ArgoPore is based on a highly crosslinked PS framework that does not require bead swelling to allow access to reaction sites. The company says it gives low, predictable swelling in all solvents, giving rapid diffusional access of reagents to reactions sites, and the removal of by-products using virtually any solvent. Reactions with low solubility intermediates are possible, as are reactions at low temperatures. The free-flowing beads do not stick to glass reaction vessels.

A completely different form of resin for solid-phase organic synthesis is cross-linked ethoxylate acrylate resins (CLEAR), available from Peptides International. They have an inert matrix, good swelling properties and are easily filtered. They are said to promote rapid reaction rates and are suitable for batch or continuous flow synthesis. As there are no aromatic rings in the base resin, there are no large blocks of hydrophobic structure that can cause undesirable aggregation with lipophilic substrates.

Most of the core structure is made up of ethylene glycol units, and the only other constituents in its structure are the cross-linking unit that makes it solid, and an amine-containing moiety, which provides the handle for further structural elaboration in solid phase synthesis.

The resins, developed at the University of Minnesota⁴, retain the solvation properties of polyethylene glycol and PEG-linked products, but are easier to use. The highly crosslinked resins are produced in bead form, and swell in a wide range of solvents, including dichloromethane, water and dimethylformamide. They are also compatible with a variety of more nonpolar solvents like dioxane and tetrahydrofuran.

The company says that, as the particles are not grafted onto polystyrene, they mimic the solubility properties of polyethylene glycol and PEG-linked products, but are easier to use. The resin does not swell in water alone, but if it is pretreated with an organic solvents like DMF before the water concentration is gradually increased, it can be used in aqueous reaction mixtures.

Libris Discovery

The growth in importance of combinatorial libraries has also led to an explosion in the number of companies offering off-the-shelf libraries for rent to collaborators which, without automated solid-phase chemistry techniques, would be almost impossible to create cost-effectively.
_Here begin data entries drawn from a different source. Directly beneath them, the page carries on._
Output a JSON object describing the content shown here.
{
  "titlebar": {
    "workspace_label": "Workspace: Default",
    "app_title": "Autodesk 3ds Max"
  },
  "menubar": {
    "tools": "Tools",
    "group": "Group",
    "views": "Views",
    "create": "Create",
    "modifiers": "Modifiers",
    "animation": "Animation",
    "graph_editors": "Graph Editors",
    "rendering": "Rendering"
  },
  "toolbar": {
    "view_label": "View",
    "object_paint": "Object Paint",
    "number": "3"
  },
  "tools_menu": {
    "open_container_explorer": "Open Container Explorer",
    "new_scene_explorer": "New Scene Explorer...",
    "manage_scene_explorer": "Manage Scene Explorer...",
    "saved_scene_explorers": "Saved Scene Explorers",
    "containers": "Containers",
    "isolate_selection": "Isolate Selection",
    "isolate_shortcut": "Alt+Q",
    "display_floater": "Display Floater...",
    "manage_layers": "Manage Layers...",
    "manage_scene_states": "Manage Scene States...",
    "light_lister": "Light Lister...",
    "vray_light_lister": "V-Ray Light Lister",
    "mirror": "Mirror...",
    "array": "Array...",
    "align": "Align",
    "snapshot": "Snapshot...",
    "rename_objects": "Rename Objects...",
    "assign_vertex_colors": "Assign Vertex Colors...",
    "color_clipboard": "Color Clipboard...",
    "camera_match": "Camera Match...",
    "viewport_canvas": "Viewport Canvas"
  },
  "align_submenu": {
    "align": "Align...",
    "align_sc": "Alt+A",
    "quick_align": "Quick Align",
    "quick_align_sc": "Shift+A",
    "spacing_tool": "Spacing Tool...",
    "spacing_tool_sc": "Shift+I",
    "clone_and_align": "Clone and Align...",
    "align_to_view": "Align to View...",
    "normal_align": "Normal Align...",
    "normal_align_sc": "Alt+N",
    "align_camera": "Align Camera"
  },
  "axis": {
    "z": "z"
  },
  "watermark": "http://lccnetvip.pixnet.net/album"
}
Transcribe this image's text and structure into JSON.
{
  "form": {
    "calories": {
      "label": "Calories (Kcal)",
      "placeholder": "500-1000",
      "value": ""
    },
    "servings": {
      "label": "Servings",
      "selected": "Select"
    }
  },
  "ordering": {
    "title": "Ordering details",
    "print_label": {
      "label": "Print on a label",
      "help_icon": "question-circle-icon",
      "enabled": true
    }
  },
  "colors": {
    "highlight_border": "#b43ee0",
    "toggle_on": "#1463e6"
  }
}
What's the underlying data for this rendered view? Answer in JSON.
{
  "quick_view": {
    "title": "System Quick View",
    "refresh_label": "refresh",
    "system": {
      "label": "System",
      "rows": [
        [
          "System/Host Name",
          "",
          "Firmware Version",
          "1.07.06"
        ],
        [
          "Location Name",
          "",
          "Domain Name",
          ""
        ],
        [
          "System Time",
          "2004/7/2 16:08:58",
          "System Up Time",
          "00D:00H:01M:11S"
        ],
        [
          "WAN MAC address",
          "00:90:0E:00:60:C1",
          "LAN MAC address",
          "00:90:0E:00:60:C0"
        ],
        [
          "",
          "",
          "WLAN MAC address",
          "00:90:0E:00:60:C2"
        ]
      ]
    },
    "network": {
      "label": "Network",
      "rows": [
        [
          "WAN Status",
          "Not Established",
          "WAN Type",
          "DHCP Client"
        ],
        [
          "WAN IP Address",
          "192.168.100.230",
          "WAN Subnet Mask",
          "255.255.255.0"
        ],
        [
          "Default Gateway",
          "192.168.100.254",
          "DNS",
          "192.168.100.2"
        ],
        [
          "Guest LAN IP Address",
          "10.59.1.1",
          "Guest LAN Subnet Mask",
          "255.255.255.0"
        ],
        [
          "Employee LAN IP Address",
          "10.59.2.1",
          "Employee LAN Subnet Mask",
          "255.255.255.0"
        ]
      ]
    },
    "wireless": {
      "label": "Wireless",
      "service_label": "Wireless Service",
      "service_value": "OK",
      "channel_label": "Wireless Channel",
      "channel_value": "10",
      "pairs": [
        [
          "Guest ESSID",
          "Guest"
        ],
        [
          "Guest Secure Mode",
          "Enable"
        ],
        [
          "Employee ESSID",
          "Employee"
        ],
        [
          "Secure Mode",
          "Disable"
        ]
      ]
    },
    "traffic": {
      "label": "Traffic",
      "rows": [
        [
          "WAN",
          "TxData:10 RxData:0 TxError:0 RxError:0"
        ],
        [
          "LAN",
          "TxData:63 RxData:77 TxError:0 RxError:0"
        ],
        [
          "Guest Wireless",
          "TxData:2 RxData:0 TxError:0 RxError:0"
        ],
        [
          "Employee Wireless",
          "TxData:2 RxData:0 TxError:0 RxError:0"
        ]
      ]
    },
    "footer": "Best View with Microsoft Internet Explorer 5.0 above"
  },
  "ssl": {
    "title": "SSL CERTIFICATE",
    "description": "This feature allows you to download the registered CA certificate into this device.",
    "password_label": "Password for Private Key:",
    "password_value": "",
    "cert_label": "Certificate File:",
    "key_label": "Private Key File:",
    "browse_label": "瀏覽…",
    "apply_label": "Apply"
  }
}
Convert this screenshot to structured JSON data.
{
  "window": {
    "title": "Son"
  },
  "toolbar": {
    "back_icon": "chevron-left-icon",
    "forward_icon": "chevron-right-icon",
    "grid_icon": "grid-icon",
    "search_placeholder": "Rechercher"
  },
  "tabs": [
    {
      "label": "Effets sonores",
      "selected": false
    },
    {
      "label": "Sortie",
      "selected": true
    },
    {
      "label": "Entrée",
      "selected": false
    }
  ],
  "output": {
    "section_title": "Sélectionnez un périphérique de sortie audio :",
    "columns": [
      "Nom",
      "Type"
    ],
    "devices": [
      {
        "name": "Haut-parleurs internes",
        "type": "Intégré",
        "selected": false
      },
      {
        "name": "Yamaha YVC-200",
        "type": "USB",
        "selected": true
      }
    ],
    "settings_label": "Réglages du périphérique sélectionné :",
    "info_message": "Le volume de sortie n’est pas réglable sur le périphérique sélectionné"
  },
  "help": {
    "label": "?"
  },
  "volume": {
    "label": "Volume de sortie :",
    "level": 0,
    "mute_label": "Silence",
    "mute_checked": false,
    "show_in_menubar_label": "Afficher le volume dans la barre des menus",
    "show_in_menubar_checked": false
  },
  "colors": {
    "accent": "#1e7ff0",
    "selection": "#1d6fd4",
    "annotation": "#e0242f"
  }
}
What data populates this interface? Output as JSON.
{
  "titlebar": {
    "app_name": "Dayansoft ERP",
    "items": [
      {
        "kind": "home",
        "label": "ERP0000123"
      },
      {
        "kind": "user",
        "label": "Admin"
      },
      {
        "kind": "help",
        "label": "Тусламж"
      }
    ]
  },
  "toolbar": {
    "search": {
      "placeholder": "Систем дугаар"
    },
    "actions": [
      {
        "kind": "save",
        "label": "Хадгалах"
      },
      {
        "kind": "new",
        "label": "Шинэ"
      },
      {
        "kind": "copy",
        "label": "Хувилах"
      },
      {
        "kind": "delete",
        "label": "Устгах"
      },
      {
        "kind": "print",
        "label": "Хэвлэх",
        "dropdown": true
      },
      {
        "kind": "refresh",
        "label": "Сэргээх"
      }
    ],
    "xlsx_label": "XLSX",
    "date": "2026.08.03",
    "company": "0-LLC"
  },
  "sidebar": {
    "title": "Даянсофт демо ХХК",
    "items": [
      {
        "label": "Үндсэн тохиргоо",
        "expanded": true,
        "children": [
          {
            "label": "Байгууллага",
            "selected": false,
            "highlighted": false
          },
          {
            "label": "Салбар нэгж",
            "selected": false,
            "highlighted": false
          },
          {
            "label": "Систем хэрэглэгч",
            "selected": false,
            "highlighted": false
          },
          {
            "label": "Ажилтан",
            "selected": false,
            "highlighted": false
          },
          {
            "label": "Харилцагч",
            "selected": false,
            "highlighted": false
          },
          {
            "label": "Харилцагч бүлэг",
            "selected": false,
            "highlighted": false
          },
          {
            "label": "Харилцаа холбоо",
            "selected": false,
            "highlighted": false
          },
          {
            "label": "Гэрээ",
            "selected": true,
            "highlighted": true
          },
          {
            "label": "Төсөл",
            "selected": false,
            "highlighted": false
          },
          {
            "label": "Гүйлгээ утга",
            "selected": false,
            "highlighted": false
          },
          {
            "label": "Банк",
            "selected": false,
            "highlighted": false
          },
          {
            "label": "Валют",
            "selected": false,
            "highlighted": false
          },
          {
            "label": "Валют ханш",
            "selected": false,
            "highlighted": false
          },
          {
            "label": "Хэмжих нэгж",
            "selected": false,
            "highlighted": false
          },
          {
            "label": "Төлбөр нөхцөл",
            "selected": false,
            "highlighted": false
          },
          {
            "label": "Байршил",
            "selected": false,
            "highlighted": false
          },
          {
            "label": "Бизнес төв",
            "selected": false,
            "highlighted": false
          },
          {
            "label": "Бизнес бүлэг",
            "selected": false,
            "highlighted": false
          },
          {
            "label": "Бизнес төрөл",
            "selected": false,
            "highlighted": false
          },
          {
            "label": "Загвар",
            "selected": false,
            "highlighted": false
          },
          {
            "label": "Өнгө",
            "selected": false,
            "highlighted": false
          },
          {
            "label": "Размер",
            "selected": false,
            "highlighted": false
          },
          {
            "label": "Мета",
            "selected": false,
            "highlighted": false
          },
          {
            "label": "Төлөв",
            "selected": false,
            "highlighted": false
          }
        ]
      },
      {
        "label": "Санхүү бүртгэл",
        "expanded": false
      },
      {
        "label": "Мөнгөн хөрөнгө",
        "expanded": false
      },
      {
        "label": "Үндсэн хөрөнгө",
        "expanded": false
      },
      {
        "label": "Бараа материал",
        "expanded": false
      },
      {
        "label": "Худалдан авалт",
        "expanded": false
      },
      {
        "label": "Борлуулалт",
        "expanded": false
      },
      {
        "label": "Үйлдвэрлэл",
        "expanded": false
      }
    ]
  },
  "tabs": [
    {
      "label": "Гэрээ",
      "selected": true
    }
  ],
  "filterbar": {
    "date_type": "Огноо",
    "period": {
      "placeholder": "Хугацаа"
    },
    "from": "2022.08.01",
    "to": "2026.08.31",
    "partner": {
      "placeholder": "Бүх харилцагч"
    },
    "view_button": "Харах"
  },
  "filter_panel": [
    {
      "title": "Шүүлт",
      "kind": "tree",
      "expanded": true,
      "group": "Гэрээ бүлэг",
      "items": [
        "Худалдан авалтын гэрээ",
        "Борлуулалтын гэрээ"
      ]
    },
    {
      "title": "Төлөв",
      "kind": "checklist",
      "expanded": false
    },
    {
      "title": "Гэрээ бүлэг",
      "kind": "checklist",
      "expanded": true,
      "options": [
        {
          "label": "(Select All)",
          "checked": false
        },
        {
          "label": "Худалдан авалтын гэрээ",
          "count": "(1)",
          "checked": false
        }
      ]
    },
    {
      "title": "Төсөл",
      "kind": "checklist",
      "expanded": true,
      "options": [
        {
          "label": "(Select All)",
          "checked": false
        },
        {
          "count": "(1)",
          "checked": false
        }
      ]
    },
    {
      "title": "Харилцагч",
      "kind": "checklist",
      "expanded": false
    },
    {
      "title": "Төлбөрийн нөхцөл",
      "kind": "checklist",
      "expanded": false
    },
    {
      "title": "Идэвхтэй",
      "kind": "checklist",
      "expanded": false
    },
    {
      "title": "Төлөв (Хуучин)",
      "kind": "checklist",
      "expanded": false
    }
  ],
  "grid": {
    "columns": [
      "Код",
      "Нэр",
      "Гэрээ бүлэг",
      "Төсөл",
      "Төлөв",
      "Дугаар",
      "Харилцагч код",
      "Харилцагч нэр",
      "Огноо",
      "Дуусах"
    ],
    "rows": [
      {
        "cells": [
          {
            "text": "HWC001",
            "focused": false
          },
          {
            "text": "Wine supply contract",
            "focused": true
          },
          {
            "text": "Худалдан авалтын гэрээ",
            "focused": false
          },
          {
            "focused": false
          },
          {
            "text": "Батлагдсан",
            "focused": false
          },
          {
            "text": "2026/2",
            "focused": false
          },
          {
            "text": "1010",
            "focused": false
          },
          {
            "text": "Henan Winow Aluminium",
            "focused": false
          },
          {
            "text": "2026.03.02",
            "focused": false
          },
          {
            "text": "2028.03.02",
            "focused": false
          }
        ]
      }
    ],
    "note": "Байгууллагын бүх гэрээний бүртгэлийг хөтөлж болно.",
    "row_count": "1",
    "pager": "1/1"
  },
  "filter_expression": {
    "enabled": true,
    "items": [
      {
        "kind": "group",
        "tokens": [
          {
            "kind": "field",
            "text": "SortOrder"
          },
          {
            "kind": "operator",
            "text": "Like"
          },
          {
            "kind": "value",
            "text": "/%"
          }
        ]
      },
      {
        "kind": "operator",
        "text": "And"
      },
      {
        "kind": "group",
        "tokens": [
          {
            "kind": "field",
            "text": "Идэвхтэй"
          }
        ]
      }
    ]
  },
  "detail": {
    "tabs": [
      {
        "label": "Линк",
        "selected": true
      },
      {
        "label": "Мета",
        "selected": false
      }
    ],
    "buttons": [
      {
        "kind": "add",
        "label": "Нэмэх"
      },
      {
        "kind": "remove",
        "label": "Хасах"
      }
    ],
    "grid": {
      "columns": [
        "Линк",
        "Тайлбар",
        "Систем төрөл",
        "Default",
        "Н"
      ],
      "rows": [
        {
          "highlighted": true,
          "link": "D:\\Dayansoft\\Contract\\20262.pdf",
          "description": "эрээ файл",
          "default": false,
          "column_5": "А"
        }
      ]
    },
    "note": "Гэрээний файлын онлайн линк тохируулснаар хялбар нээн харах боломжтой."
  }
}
Many of these companies specialise in one specific area of chemistry. One that focuses on carbohydrates is Libris Discovery, a joint-venture between Dextra Laboratories of Reading, UK, and The Technology Partnership of Royston, Herts, UK. It exploits Dextra Laboratories" expertise in carbohydrate chemistry with The Technology Partnership's advanced chemical synthesis technology. It follows two approaches in its creation of carbohydrate-containing libraries: exploiting the inherent diversity of carbohydrate scaffolds, and building libraries around them; and glycosylating non-carbohydrate compounds. It emphasises the production of libraries of small-molecule, drug-like compounds. Many existing drugs contain sugar moieties, including cardiac glycosides and a number of antivirals. Dextra has been building up its collection of scaffolds, building blocks and reagents over the past decade. One example of its approach, the combinatorial elaboration of an aglycone via carbohydrate scaffold, is shown in scheme 2.